For healthy adults seeking general immune reinforcement during winter, the evidence base for oral licorice root is less compelling than for vitamin D or zinc, which have stronger RCT support in this context.
Dose and Safety
OstroVit Licorice VEGE 90caps is available at maxfit.ee. Typical doses in research range from 1 to 5 g of dried root equivalent per day. The most important safety consideration with licorice root is its potential to cause pseudohyperaldosteronism through glycyrrhizin's inhibition of the enzyme 11-beta-hydroxysteroid dehydrogenase. This leads to sodium retention and potassium loss, which can elevate blood pressure and, at high doses, cause cardiac arrhythmia.
Regulatory guidance in several European countries recommends limiting glycyrrhizin intake to avoid adverse cardiovascular effects. People with hypertension, heart disease, kidney disease, or those taking diuretics or corticosteroids should exercise particular caution and consult a clinician before using licorice root supplements.

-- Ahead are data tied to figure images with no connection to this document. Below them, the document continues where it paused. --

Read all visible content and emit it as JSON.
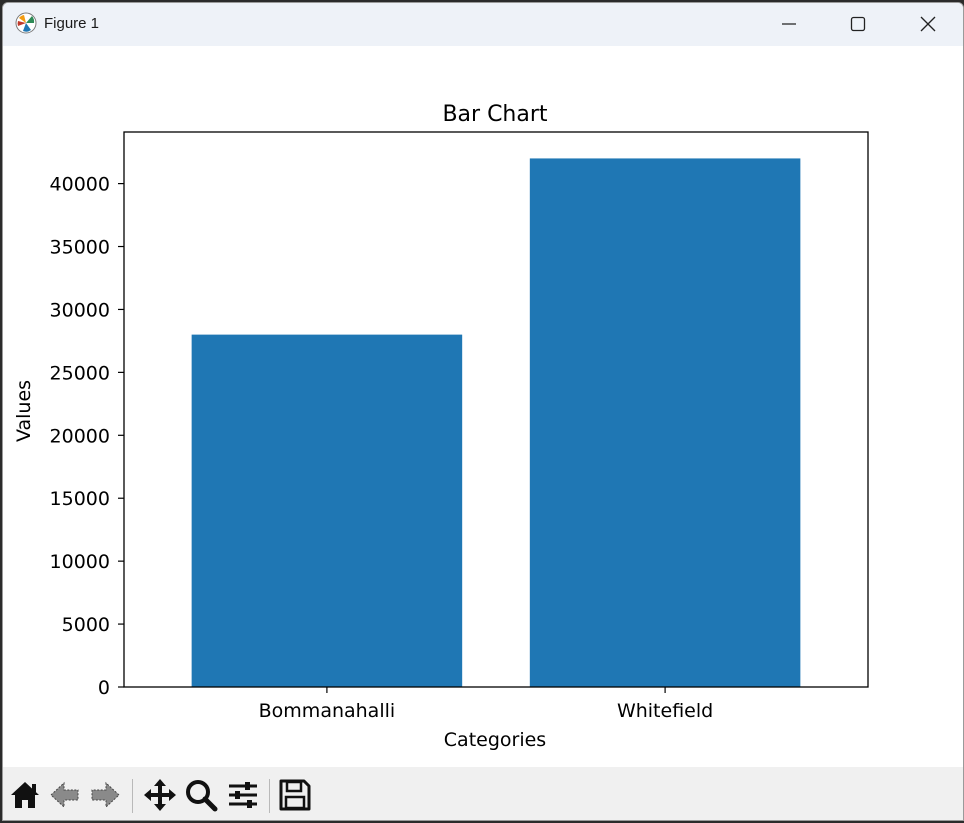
{
  "window": {
    "title": "Figure 1",
    "colors": {
      "titlebar_bg": "#eef2f8",
      "toolbar_bg": "#f0f0f0"
    },
    "controls": [
      {
        "name": "minimize",
        "icon": "minimize-icon"
      },
      {
        "name": "maximize",
        "icon": "maximize-icon"
      },
      {
        "name": "close",
        "icon": "close-icon"
      }
    ]
  },
  "toolbar": {
    "buttons": [
      {
        "name": "home",
        "icon": "home-icon"
      },
      {
        "name": "back",
        "icon": "back-arrow-icon"
      },
      {
        "name": "forward",
        "icon": "forward-arrow-icon"
      },
      {
        "name": "pan",
        "icon": "move-icon"
      },
      {
        "name": "zoom",
        "icon": "magnifier-icon"
      },
      {
        "name": "configure-subplots",
        "icon": "sliders-icon"
      },
      {
        "name": "save",
        "icon": "floppy-disk-icon"
      }
    ]
  },
  "chart_data": {
    "type": "bar",
    "title": "Bar Chart",
    "xlabel": "Categories",
    "ylabel": "Values",
    "categories": [
      "Bommanahalli",
      "Whitefield"
    ],
    "values": [
      28000,
      42000
    ],
    "ylim": [
      0,
      44100
    ],
    "yticks": [
      0,
      5000,
      10000,
      15000,
      20000,
      25000,
      30000,
      35000,
      40000
    ],
    "bar_color": "#1f77b4",
    "grid": false,
    "legend": "none"
  }
}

DGL formulations, which have most of the glycyrrhizin removed, largely avoid this issue and are safer for longer-term use.
Honest Verdict
Licorice root has genuine biological activity at the mechanistic level, and some clinical evidence supports its use in specific gastrointestinal and hepatic contexts via intravenous administration. As an oral immune supplement in healthy adults, the evidence is more modest: it may provide some symptomatic relief for throat and respiratory irritation, but it is not a validated antiviral or immune booster in the way some marketing claims suggest. The safety profile requires meaningful attention, particularly around blood pressure and potassium levels, making it unsuitable for routine unsupervised long-term use at high doses.
FAQ
Is licorice root good for immune support daily?
Short-term use at moderate doses is likely safe for most healthy adults, but daily long-term use carries risks related to glycyrrhizin accumulation and blood pressure elevation. If you have cardiovascular or kidney concerns, choose a DGL formulation and limit duration.
Can licorice root prevent colds?
There is insufficient controlled clinical evidence that oral licorice root supplementation prevents cold or flu infections in healthy adults. It may ease throat symptoms once illness has begun, but this is symptomatic relief rather than prevention.
Does licorice root interact with medications?
Yes. Glycyrrhizin-containing preparations can interact with antihypertensive drugs, diuretics, corticosteroids, and digoxin. People on these medications should consult a pharmacist or clinician before using licorice root.
References
Manns, M. P., Wedemeyer, H., Singer, A., Khomutjanskaja, N., Dienes, H. P., Roskams, T., Wiegand, J., Zachoval, R., Haussinger, D., Petersen, J., Kullak-Ublick, G. A., Pape, G. R., & Rambow, A. (2012). Glycyrrhizin in patients who failed previous interferon alpha-based therapies: biochemical and histological effects after 52 weeks of treatment. Journal of Viral Hepatitis, 19(8), 537-546. https://pubmed.ncbi.nlm.nih.gov/22762137/
Fujioka, T., Kondou, T., Fukuhara, A., Tounou, S., Tsuchida, A., Kumagai, H., & Sato, K. (2003). Clinical efficacy of a glycyrrhizin suppository for the treatment of chronic hepatitis C: a pilot study. Hepatology Research, 26(1), 10-14. https://pubmed.ncbi.nlm.nih.gov/12787798/
Otake, T., Mori, H., Morimoto, M., Ueba, N., Sutardjo, S., Kusumoto, I. T., Hattori, M., & Namba, T. (1994). Screening of Indonesian plant extracts for anti-human immunodeficiency virus type 1 (HIV-1) activity. Phytotherapy Research, 9(1), 6-10.